On plante la vigne de plusieurs manieres. Les uns prennent une pioche ou une bèche, avec laquelle, le long d’un cordeau qu’ils ont tendu de la piece de terre qu’ils veulent mettre en vigne, ils font une raie de terre d’un bout à l’autre, & ensuite un autre en continuant jusqu’à ce que la terre soit toute tracée. Il suffit dans une terre seche & sablonneuse de donner à ces raies deux piés six pouces de distance ; mais dans une terre plus substancielle, ces raies doivent avoir entre elles plus de trois piés.

Ces raies étant faites, ils creusent un rayon d’un pié & demi en quarré, & autant en profondeur, & dont le côté droit a pour bornes à droite ligne la moitié de la raie, le long de laquelle on creuse le rayon. Cela fait, ils prennent deux crossettes ou deux marcotes, ils les posent en biaisant, l’une à un des coins du rayon, & l’autre à l’autre ; puis couvrant aussi-tôt ces crossettes, ils abattent dans le rayon la superficie de la terre voisine ; ce rayon n’est pas plutôt rempli qu’ils en commencent un autre, & continuent ainsi jusqu’à la fin. Cette maniere de planter s’appelle planter à l’angelot.

Pour avoir de bon plant enraciné, il suffit qu’il paroisse à chacun trois ou quatre racines. Si l’on veut que ce plant reprenne heureusement, il faut le planter avec tous les soins possibles ; mais on se sert plutôt de crossettes pour faire un grand plan de vigne que de marcottes. Il est des pays où ces crossettes sont appellés chapons, quand il y a du bois de l’année précédente, & poules quand il n’y a que du bois de l’année.
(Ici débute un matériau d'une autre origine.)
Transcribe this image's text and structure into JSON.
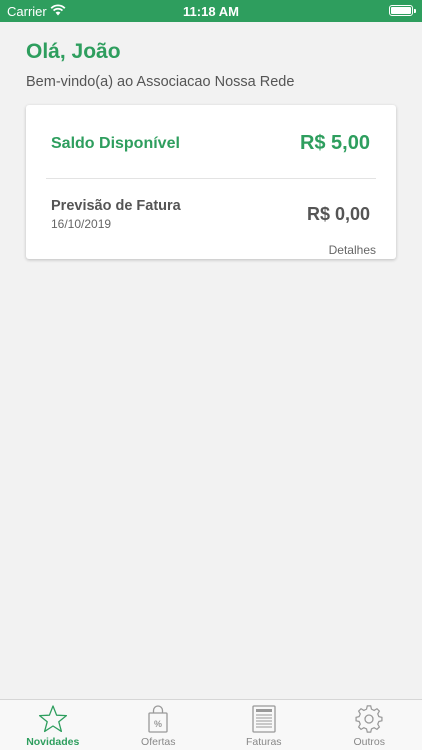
{
  "status_bar": {
    "carrier": "Carrier",
    "time": "11:18 AM"
  },
  "header": {
    "greeting": "Olá, João",
    "welcome": "Bem-vindo(a) ao Associacao Nossa Rede"
  },
  "card": {
    "saldo_label": "Saldo Disponível",
    "saldo_value": "R$ 5,00",
    "previsao_label": "Previsão de Fatura",
    "previsao_date": "16/10/2019",
    "previsao_value": "R$ 0,00",
    "detalhes_label": "Detalhes"
  },
  "tabbar": {
    "items": [
      {
        "label": "Novidades",
        "icon": "star-icon",
        "active": true
      },
      {
        "label": "Ofertas",
        "icon": "shopping-bag-icon",
        "active": false
      },
      {
        "label": "Faturas",
        "icon": "invoice-icon",
        "active": false
      },
      {
        "label": "Outros",
        "icon": "gear-icon",
        "active": false
      }
    ]
  },
  "colors": {
    "accent": "#2e9e5e",
    "background": "#f2f2f2",
    "text_secondary": "#555555"
  }
}
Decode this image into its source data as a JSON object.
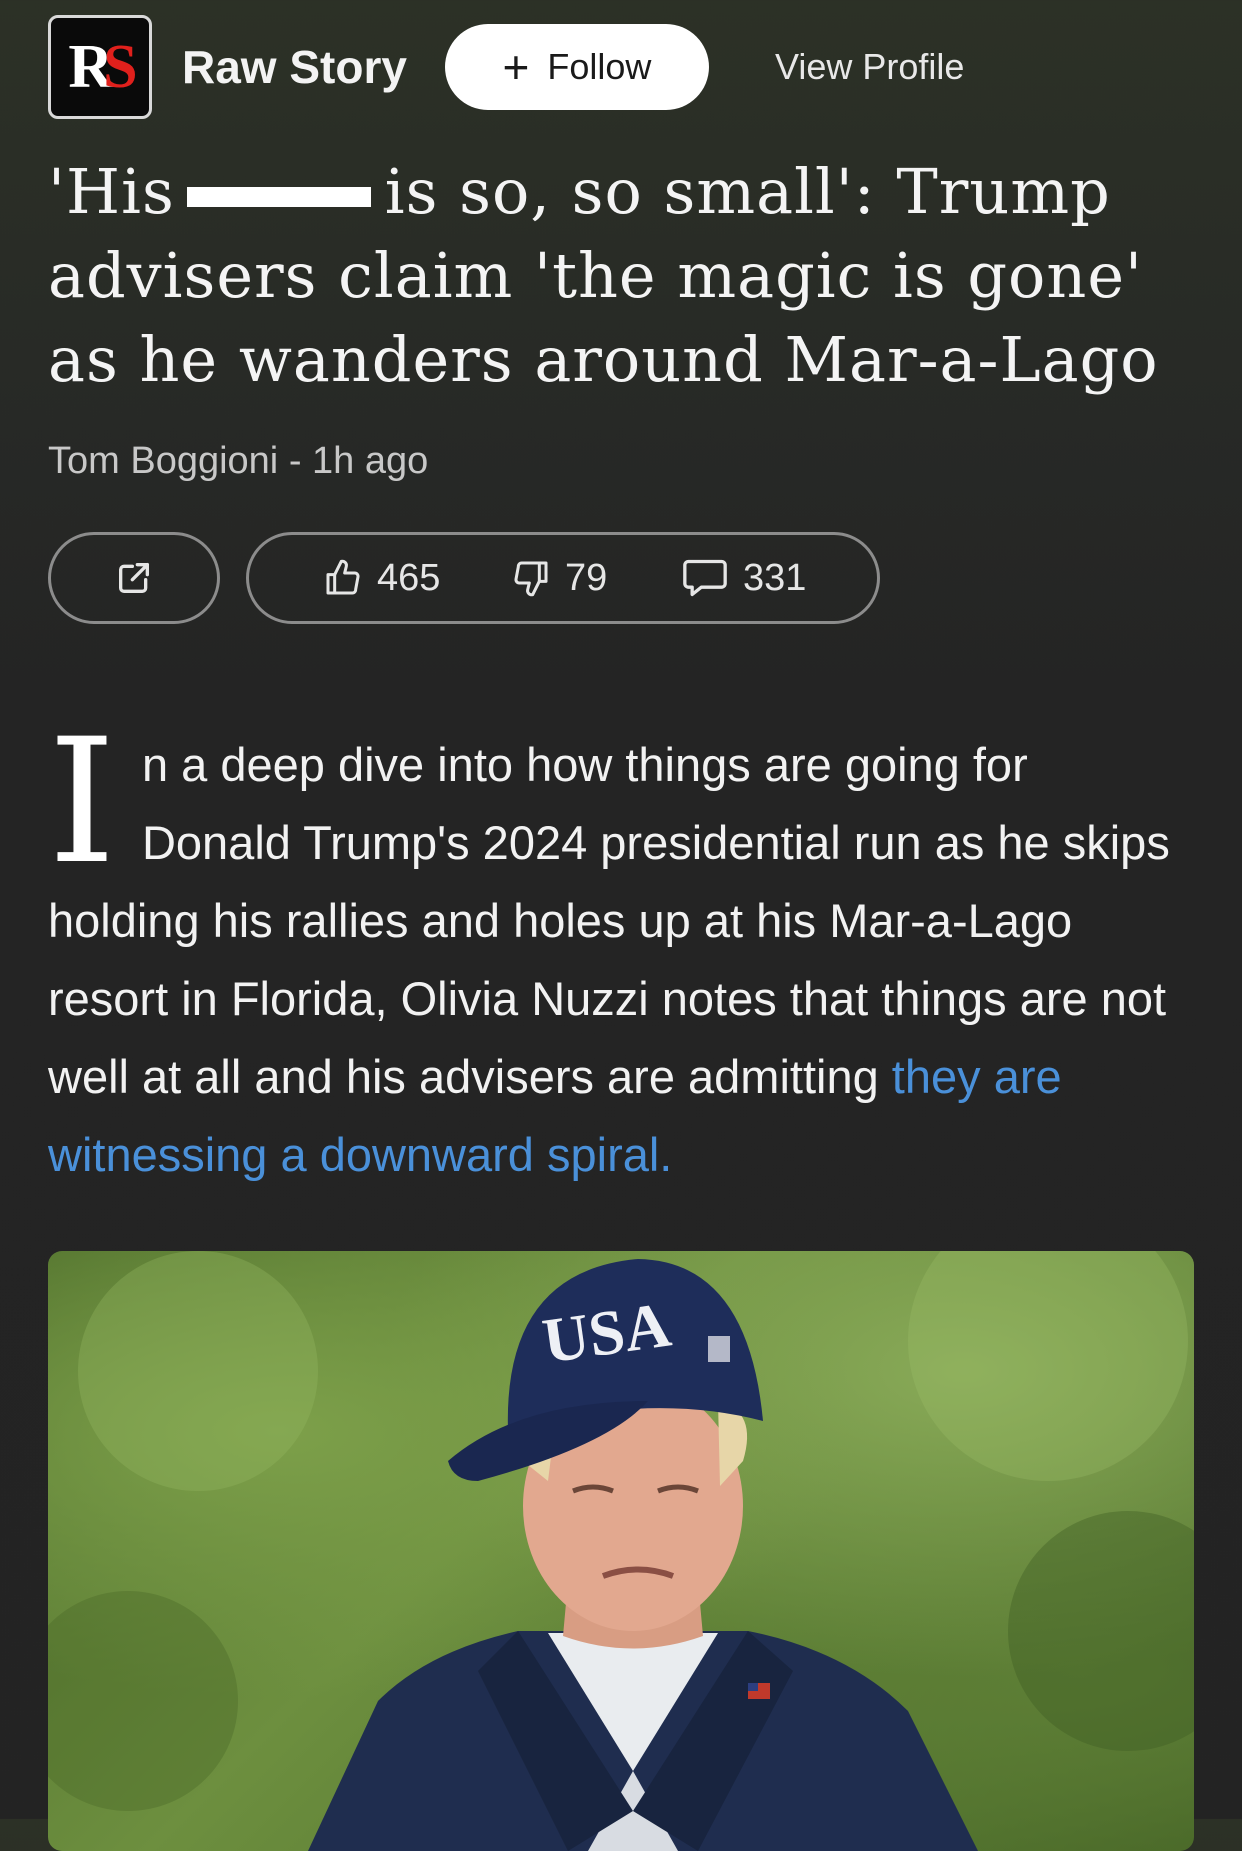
{
  "header": {
    "logo_text": "RS",
    "publisher": "Raw Story",
    "follow_label": "Follow",
    "view_profile_label": "View Profile"
  },
  "article": {
    "title_part1": "'His",
    "title_part2": "is so, so small': Trump advisers claim 'the magic is gone' as he wanders around Mar-a-Lago",
    "author": "Tom Boggioni",
    "separator": "-",
    "time_ago": "1h ago",
    "dropcap": "I",
    "body_text": "n a deep dive into how things are going for Donald Trump's 2024 presidential run as he skips holding his rallies and holes up at his Mar-a-Lago resort in Florida, Olivia Nuzzi notes that things are not well at all and his advisers are admitting ",
    "body_link": "they are witnessing a downward spiral.",
    "photo": {
      "cap_text": "USA"
    }
  },
  "actions": {
    "likes": "465",
    "dislikes": "79",
    "comments": "331"
  },
  "colors": {
    "link": "#4a90d9",
    "logo_red": "#e0201c"
  },
  "icons": [
    "share-icon",
    "thumbs-up-icon",
    "thumbs-down-icon",
    "comment-icon",
    "plus-icon"
  ]
}
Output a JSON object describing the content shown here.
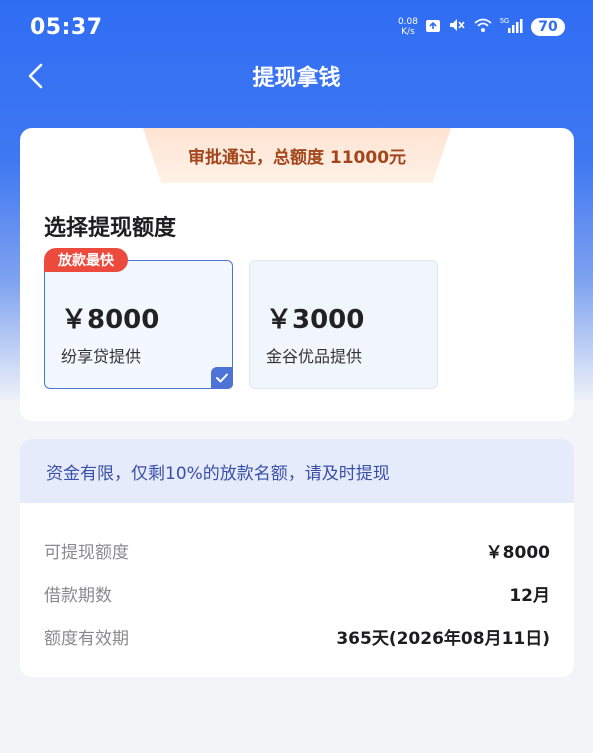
{
  "status_bar": {
    "time": "05:37",
    "net_speed_value": "0.08",
    "net_speed_unit": "K/s",
    "network": "5G",
    "battery": "70",
    "icons": [
      "notification-icon",
      "mute-icon",
      "wifi-icon",
      "signal-icon"
    ]
  },
  "nav": {
    "back_icon": "chevron-left-icon",
    "title": "提现拿钱"
  },
  "approval": {
    "text": "审批通过，总额度 11000元"
  },
  "amount_select": {
    "title": "选择提现额度",
    "badge": "放款最快",
    "options": [
      {
        "amount": "￥8000",
        "provider": "纷享贷提供",
        "selected": true
      },
      {
        "amount": "￥3000",
        "provider": "金谷优品提供",
        "selected": false
      }
    ]
  },
  "details": {
    "notice": "资金有限，仅剩10%的放款名额，请及时提现",
    "rows": [
      {
        "label": "可提现额度",
        "value": "￥8000"
      },
      {
        "label": "借款期数",
        "value": "12月"
      },
      {
        "label": "额度有效期",
        "value": "365天(2026年08月11日)"
      }
    ]
  },
  "colors": {
    "brand_blue": "#2f6df3",
    "badge_red": "#ec4a3c",
    "approval_text": "#a3461c",
    "notice_text": "#3a4fa8"
  }
}
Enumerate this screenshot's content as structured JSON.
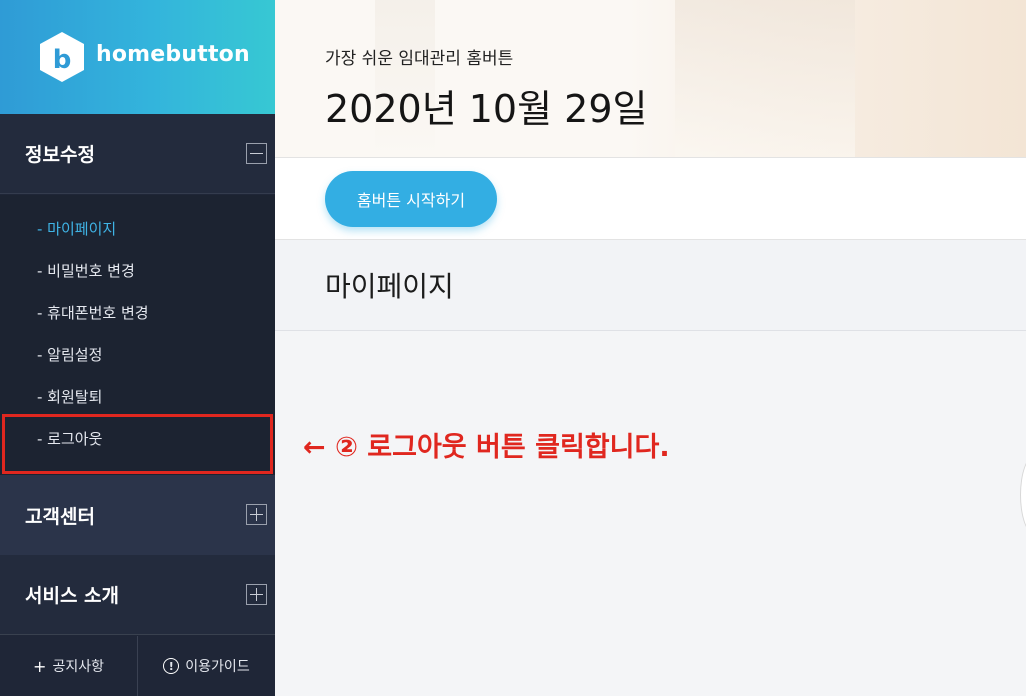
{
  "brand": {
    "logo_letter": "b",
    "name": "homebutton"
  },
  "sidebar": {
    "sections": [
      {
        "label": "정보수정",
        "state": "expanded"
      },
      {
        "label": "고객센터",
        "state": "collapsed"
      },
      {
        "label": "서비스 소개",
        "state": "collapsed"
      }
    ],
    "submenu": [
      {
        "label": "- 마이페이지",
        "active": true
      },
      {
        "label": "- 비밀번호 변경"
      },
      {
        "label": "- 휴대폰번호 변경"
      },
      {
        "label": "- 알림설정"
      },
      {
        "label": "- 회원탈퇴"
      },
      {
        "label": "- 로그아웃"
      }
    ],
    "footer": {
      "notice_icon": "+",
      "notice_label": "공지사항",
      "guide_icon": "!",
      "guide_label": "이용가이드"
    }
  },
  "hero": {
    "subtitle": "가장 쉬운 임대관리 홈버튼",
    "date": "2020년 10월 29일"
  },
  "start_button": "홈버튼 시작하기",
  "page_title": "마이페이지",
  "annotation": "← ② 로그아웃 버튼 클릭합니다.",
  "colors": {
    "accent": "#33aee3",
    "sidebar_bg": "#1f2637",
    "highlight": "#e0271f"
  }
}
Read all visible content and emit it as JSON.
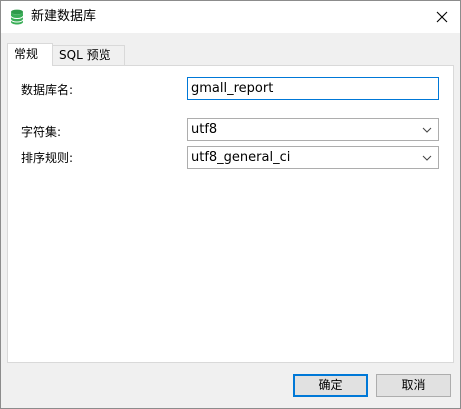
{
  "window": {
    "title": "新建数据库",
    "icon": "database-icon",
    "close_icon": "close-icon"
  },
  "tabs": [
    {
      "label": "常规",
      "active": true
    },
    {
      "label": "SQL 预览",
      "active": false
    }
  ],
  "form": {
    "db_name_label": "数据库名:",
    "db_name_value": "gmall_report",
    "charset_label": "字符集:",
    "charset_value": "utf8",
    "collation_label": "排序规则:",
    "collation_value": "utf8_general_ci"
  },
  "buttons": {
    "ok_label": "确定",
    "cancel_label": "取消"
  },
  "colors": {
    "accent": "#0078d7",
    "icon_green": "#2e9b4a",
    "window_bg": "#f0f0f0",
    "panel_bg": "#ffffff"
  }
}
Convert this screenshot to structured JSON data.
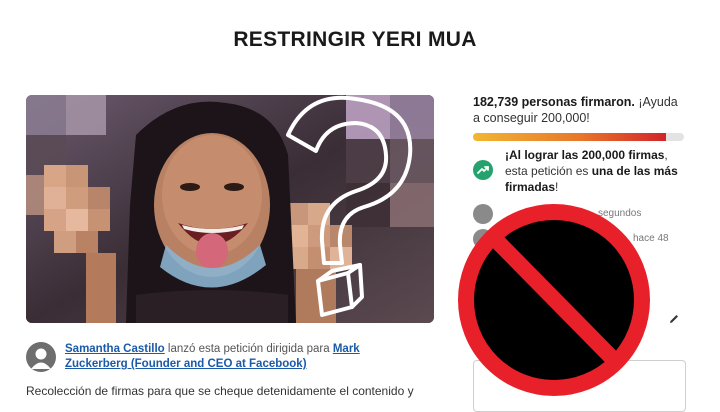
{
  "page": {
    "title": "RESTRINGIR YERI MUA"
  },
  "petition": {
    "starter_name": "Samantha Castillo",
    "starter_action": " lanzó esta petición dirigida para ",
    "target_name": "Mark Zuckerberg (Founder and CEO at Facebook)",
    "description": "Recolección de firmas para que se cheque detenidamente el contenido y"
  },
  "sidebar": {
    "signers_count": "182,739 personas firmaron.",
    "signers_cta": " ¡Ayuda a conseguir 200,000!",
    "progress": 0.914,
    "goal_bold_1": "¡Al lograr las 200,000 firmas",
    "goal_mid": ", esta petición es ",
    "goal_bold_2": "una de las más firmadas",
    "goal_end": "!",
    "recent_signers": [
      {
        "text": "segundos"
      },
      {
        "text": "hace 48"
      }
    ]
  },
  "overlay": {
    "icon": "prohibited-icon",
    "red": "#e8202a"
  },
  "colors": {
    "link": "#1a5aa8",
    "goal_icon": "#25a36f"
  }
}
On a une autre maniere de planter la vigne, qu’on appelle planter au-bas ; voici comment elle se pratique. Après que le vigneron a trouvé son alignement, qui est ce qui le dirige & ce qu’il ne doit point perdre de vue, il creuse grossierement un trou de seize ou dix-sept pouces, qui se termine en se retrécissant dans le fond, & dont l’entaille du côté & le long de la raie est taillée avec art. Ce trou étant fait, on prend une crossette, on l’y met en biaisant ; puis mettant le pié dessus, on abat la terre dedans ce trou qu’on remplit grossierement, après cela on porte devant le pié qu’on avoit derriere ; puis creusant un autre trou, on y plante encore une autre crossette de même qu’on vient de le dire, ainsi du reste jusqu’à la fin de l’alignement, & jusqu’à ce que toute la piece de terre soit plantée.

On peut commencer à planter dès le mois de Novembre, principalement dans les terres légeres & sablonneuses. Pour les terres fortes, on ne commencera, si l’on veut, qu’à la fin de Février, & lorsque l’eau de ces terres sera un peu retirée.

Rien n’est plus aisé que de marcotter la vigne. Pour y réussir, il faut choisir une branche de vigne qui sorte directement de la souche avant que la vigne commence à pousser. On fait en terre un trou profond de treize à quatorze pouces, dans lequel on couche doucement cette branche sans l’éclater, de maniere que la plus grande partie étant enterrée, l’extremité d’en-haut en sorte de la longueur de quatre ou cinq pouces seulement. La partie qui est enterrée est celle qui prend racine ; lorsqu’on est assûré que la marcotte est enracinée, on la sépare de la souche, ce qui se fait au mois de Mars de l’année suivante. On se sert de marcottes pour planter ailleurs & garnir quelques places vuides, & on marcotte ordinairement les muscats, les chasselas & autres raisins curieux.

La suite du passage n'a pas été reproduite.